I’ve never raised my voice at him. Ever. Not once in over three years.
“Where did this come from?” I ask. “I don’t understand.”
Jude rakes his hand along his stubbled jaw. “There’s no easy way to say this, so I’m just going to come out and say it.”
Every part of me is paralyzed with his words, from my head to my lungs to my heart to my quivering fingertips.
“Jovie,” he turns back to face me. “I met someone in Tulum.”
My stomach drops.
I’m going to be sick.
“You’re ending our three-year relationship because you met some random woman on vacation?” I ask, half laughing but with tears in my eyes. Never in a million years did I think we’d go out like this. Then again, I never thought we’d ‘go out’ at all.
I was happy. I thought he was too.
I think about that day in the mall, strolling hand in hand, sipping matcha lattes and gazing at sparkling diamond rings like we had the rest of our lives ahead of us.
“I’m sorry,” he says in one big, long exhaled breath. I can only interpret this as relief—like he’d been stressing about this conversation for days and now he feels lighter having gotten it off his chest.

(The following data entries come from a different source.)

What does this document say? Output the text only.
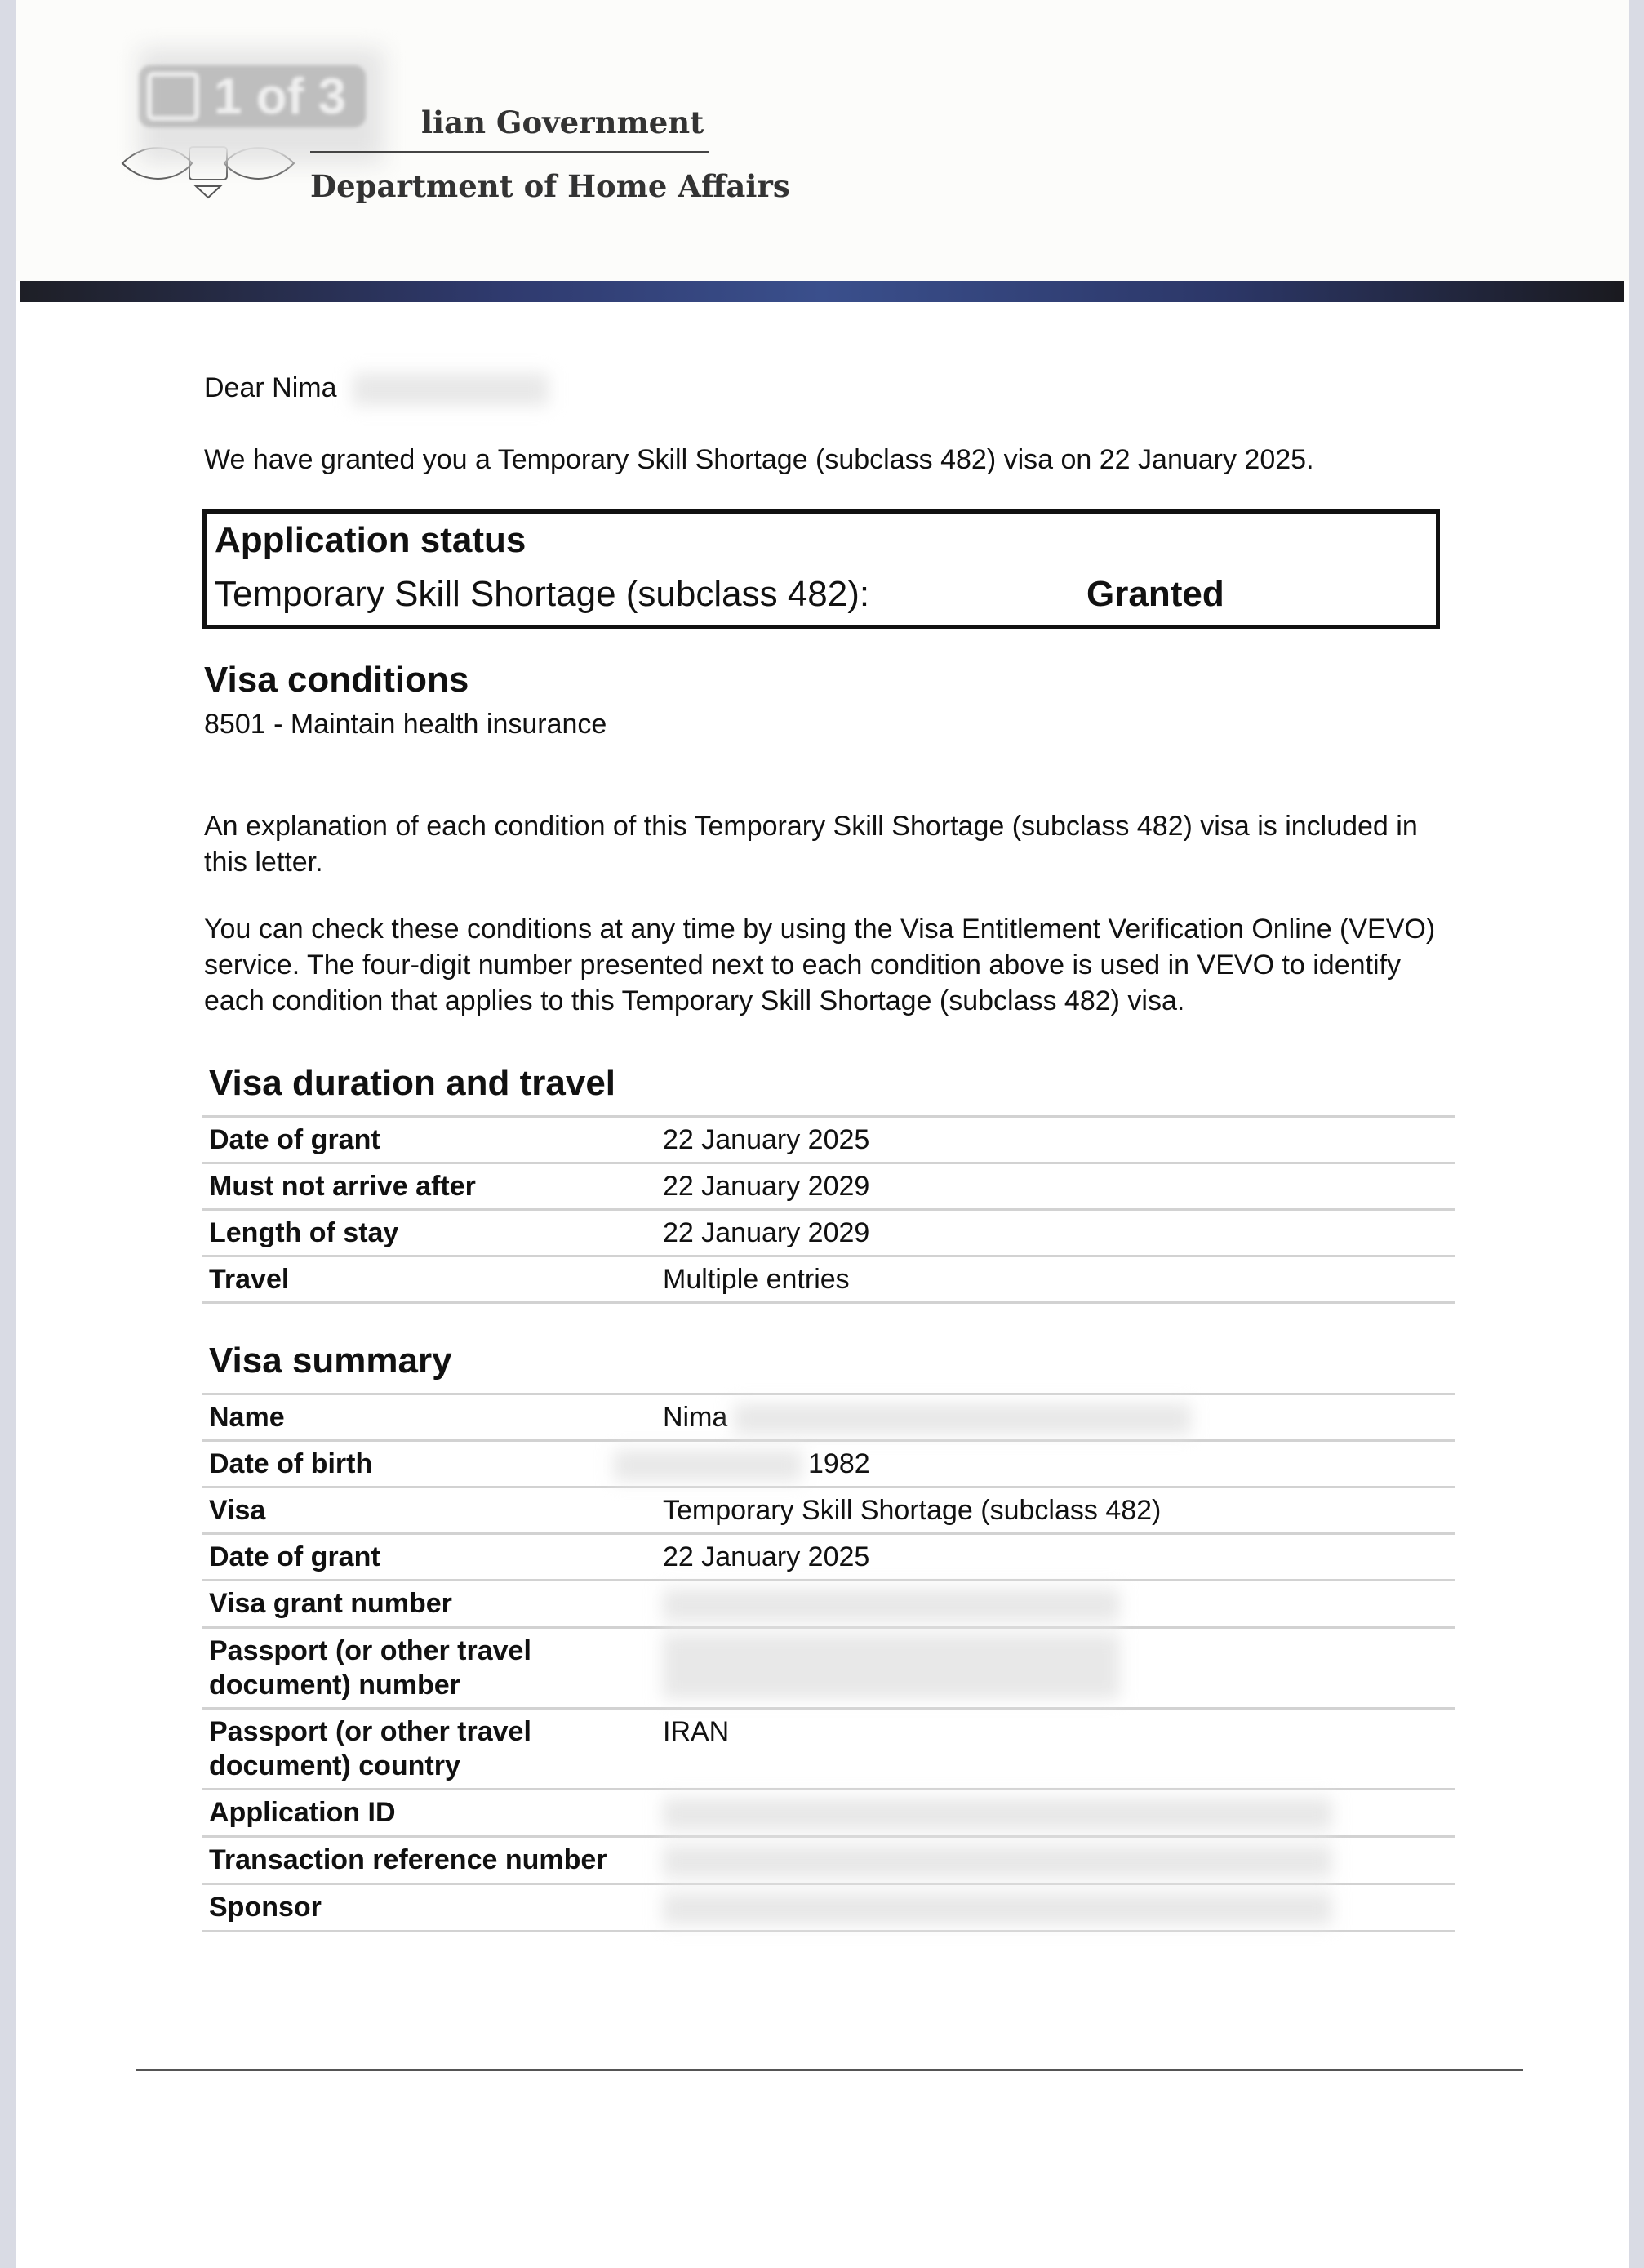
1 of 3 lian Government
Department of Home Affairs
Dear Nima
We have granted you a Temporary Skill Shortage (subclass 482) visa on 22 January 2025.
Application status
Temporary Skill Shortage (subclass 482):	Granted
Visa conditions
8501 - Maintain health insurance

An explanation of each condition of this Temporary Skill Shortage (subclass 482) visa is included in this letter.

You can check these conditions at any time by using the Visa Entitlement Verification Online (VEVO) service. The four-digit number presented next to each condition above is used in VEVO to identify each condition that applies to this Temporary Skill Shortage (subclass 482) visa.

Visa duration and travel
Date of grant	22 January 2025
Must not arrive after	22 January 2029
Length of stay	22 January 2029
Travel	Multiple entries
Visa summary
Name	Nima
Date of birth	1982
Visa	Temporary Skill Shortage (subclass 482)
Date of grant	22 January 2025
Visa grant number	
Passport (or other travel document) number	
Passport (or other travel document) country	IRAN
Application ID	
Transaction reference number	
Sponsor	
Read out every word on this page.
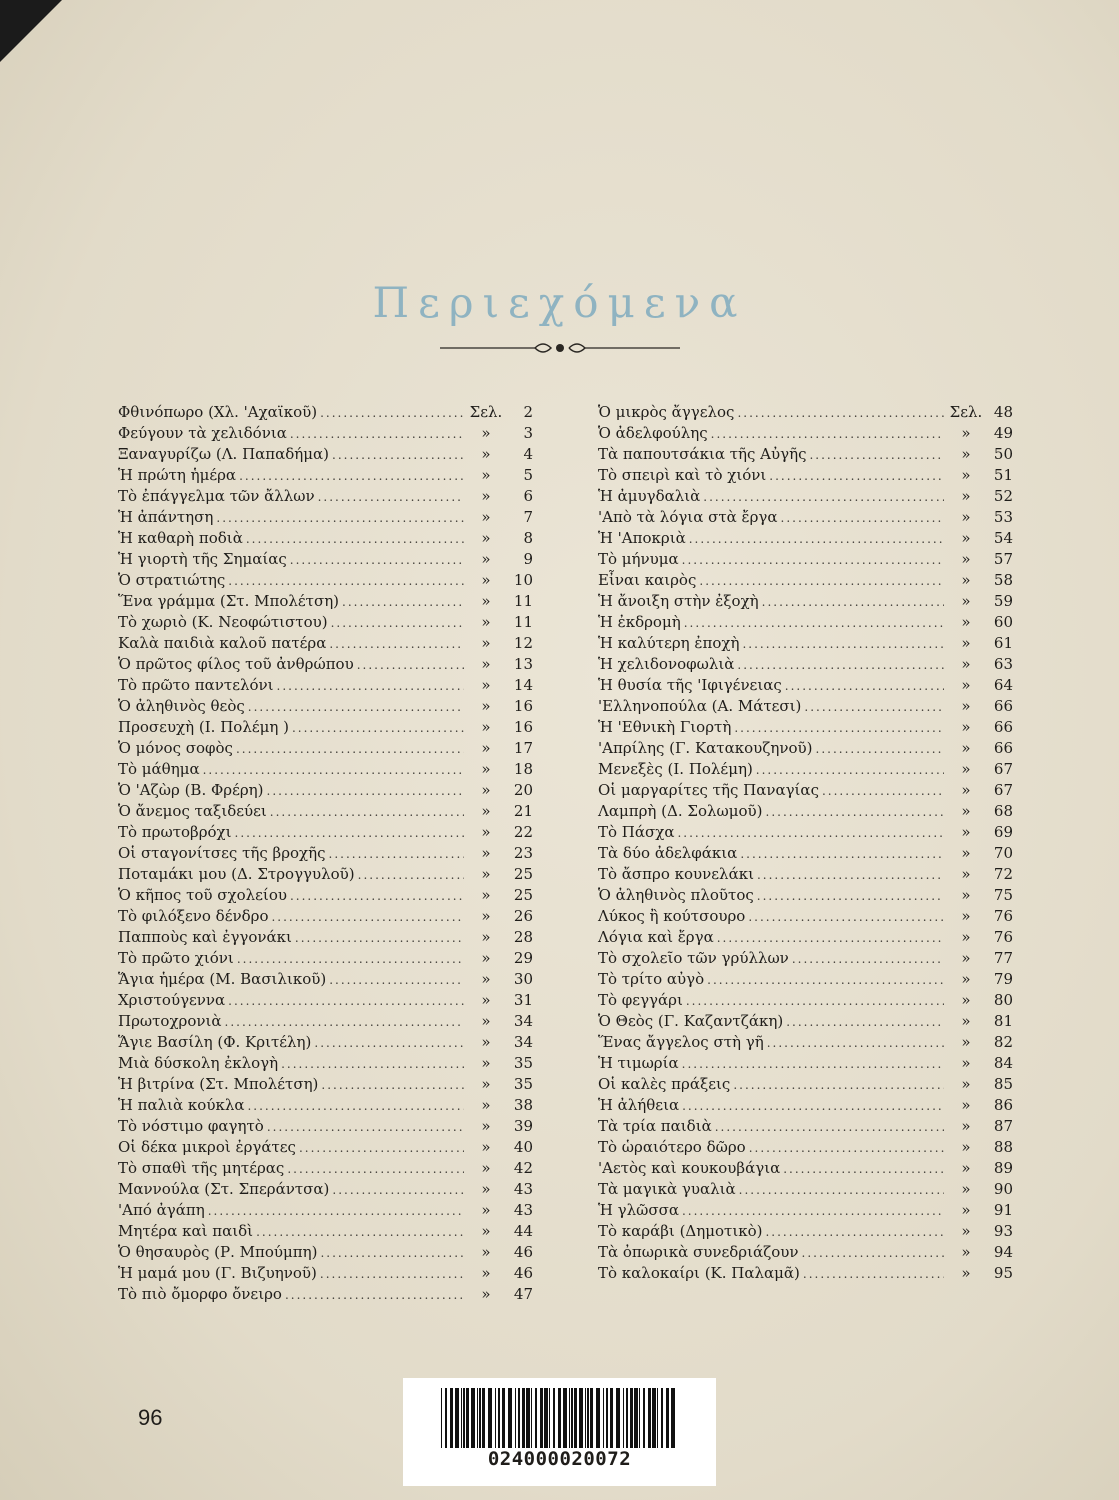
Περιεχόμενα
Φθινόπωρο (Χλ. 'Αχαϊκοῦ) .....	Σελ.	2
Φεύγουν τὰ χελιδόνια .....	»	3
Ξαναγυρίζω (Λ. Παπαδήμα) .....	»	4
Ἡ πρώτη ἡμέρα .....	»	5
Τὸ ἐπάγγελμα τῶν ἄλλων .....	»	6
Ἡ ἀπάντηση .....	»	7
Ἡ καθαρὴ ποδιὰ .....	»	8
Ἡ γιορτὴ τῆς Σημαίας .....	»	9
Ὁ στρατιώτης .....	»	10
Ἕνα γράμμα (Στ. Μπολέτση) .....	»	11
Τὸ χωριὸ (Κ. Νεοφώτιστου) .....	»	11
Καλὰ παιδιὰ καλοῦ πατέρα .....	»	12
Ὁ πρῶτος φίλος τοῦ ἀνθρώπου .....	»	13
Τὸ πρῶτο παντελόνι .....	»	14
Ὁ ἀληθινὸς θεὸς .....	»	16
Προσευχὴ (Ι. Πολέμη ) .....	»	16
Ὁ μόνος σοφὸς .....	»	17
Τὸ μάθημα .....	»	18
Ὁ 'Αζὼρ (Β. Φρέρη) .....	»	20
Ὁ ἄνεμος ταξιδεύει .....	»	21
Τὸ πρωτοβρόχι .....	»	22
Οἱ σταγονίτσες τῆς βροχῆς .....	»	23
Ποταμάκι μου (Δ. Στρογγυλοῦ) .....	»	25
Ὁ κῆπος τοῦ σχολείου .....	»	25
Τὸ φιλόξενο δένδρο .....	»	26
Παπποὺς καὶ ἐγγονάκι .....	»	28
Τὸ πρῶτο χιόνι .....	»	29
Ἅγια ἡμέρα (Μ. Βασιλικοῦ) .....	»	30
Χριστούγεννα .....	»	31
Πρωτοχρονιὰ .....	»	34
Ἅγιε Βασίλη (Φ. Κριτέλη) .....	»	34
Μιὰ δύσκολη ἐκλογὴ .....	»	35
Ἡ βιτρίνα (Στ. Μπολέτση) .....	»	35
Ἡ παλιὰ κούκλα .....	»	38
Τὸ νόστιμο φαγητὸ .....	»	39
Οἱ δέκα μικροὶ ἐργάτες .....	»	40
Τὸ σπαθὶ τῆς μητέρας .....	»	42
Μαννούλα (Στ. Σπεράντσα) .....	»	43
'Από ἀγάπη .....	»	43
Μητέρα καὶ παιδὶ .....	»	44
Ὁ θησαυρὸς (Ρ. Μπούμπη) .....	»	46
Ἡ μαμά μου (Γ. Βιζυηνοῦ) .....	»	46
Τὸ πιὸ ὄμορφο ὄνειρο .....	»	47
Ὁ μικρὸς ἄγγελος .....	Σελ. 48
Ὁ ἀδελφούλης .....	»	49
Τὰ παπουτσάκια τῆς Αὐγῆς .....	»	50
Τὸ σπειρὶ καὶ τὸ χιόνι .....	»	51
Ἡ ἀμυγδαλιὰ .....	»	52
'Απὸ τὰ λόγια στὰ ἔργα .....	»	53
Ἡ 'Αποκριὰ .....	»	54
Τὸ μήνυμα .....	»	57
Εἶναι καιρὸς .....	»	58
Ἡ ἄνοιξη στὴν ἐξοχὴ .....	»	59
Ἡ ἐκδρομὴ .....	»	60
Ἡ καλύτερη ἐποχὴ .....	»	61
Ἡ χελιδονοφωλιὰ .....	»	63
Ἡ θυσία τῆς 'Ιφιγένειας .....	»	64
'Ελληνοπούλα (Α. Μάτεσι) .....	»	66
Ἡ 'Εθνικὴ Γιορτὴ .....	»	66
'Απρίλης (Γ. Κατακουζηνοῦ) .....	»	66
Μενεξὲς (Ι. Πολέμη) .....	»	67
Οἱ μαργαρίτες τῆς Παναγίας .....	»	67
Λαμπρὴ (Δ. Σολωμοῦ) .....	»	68
Τὸ Πάσχα .....	»	69
Τὰ δύο ἀδελφάκια .....	»	70
Τὸ ἄσπρο κουνελάκι .....	»	72
Ὁ ἀληθινὸς πλοῦτος .....	»	75
Λύκος ἢ κούτσουρο .....	»	76
Λόγια καὶ ἔργα .....	»	76
Τὸ σχολεῖο τῶν γρύλλων .....	»	77
Τὸ τρίτο αὐγὸ .....	»	79
Τὸ φεγγάρι .....	»	80
Ὁ Θεὸς (Γ. Καζαντζάκη) .....	»	81
Ἕνας ἄγγελος στὴ γῆ .....	»	82
Ἡ τιμωρία .....	»	84
Οἱ καλὲς πράξεις .....	»	85
Ἡ ἀλήθεια .....	»	86
Τὰ τρία παιδιὰ .....	»	87
Τὸ ὡραιότερο δῶρο .....	»	88
'Αετὸς καὶ κουκουβάγια .....	»	89
Τὰ μαγικὰ γυαλιὰ .....	»	90
Ἡ γλῶσσα .....	»	91
Τὸ καράβι (Δημοτικὸ) .....	»	93
Τὰ ὀπωρικὰ συνεδριάζουν .....	»	94
Τὸ καλοκαίρι (Κ. Παλαμᾶ) .....	»	95
96
024000020072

Lighter … because he no longer carries the burden of his stale relationship.
“That’s all you have to say? You’re sorry?” I swipe thick tears from my cheeks. “You get to go into your apartment, back to your same old routine, with your best friend, and you get to fall in love all over again with someone new, and me? I get …”
I swallow the words that are too painful to continue while I drown in a sea of confusing emotions I wasn’t expecting to feel tonight. A half hour ago all I could think about was crawling into Jude’s cozy bed, snuggling into his arm, and sleeping hard until the sun came up … like it was any other morning.
Now I’m grappling with the fact that every happy memory from the last three-plus years of my college career will now be tainted with him. Every image, every photograph, every song, every movie from these years … will forever be bittersweet and stained.
“Get out,” I speak through a clenched jaw.
He doesn’t hesitate. Within seconds he’s already wrangling his bag from my back seat and striding toward the walkway to his apartment entrance.
I drive away, hardly able to see through the tears that refuse to stop falling, but before I exit the parking lot, I glance into my rearview mirror to see if he has stopped to look back. Only he’s already to his door, disappearing inside, dragging his suitcase behind him.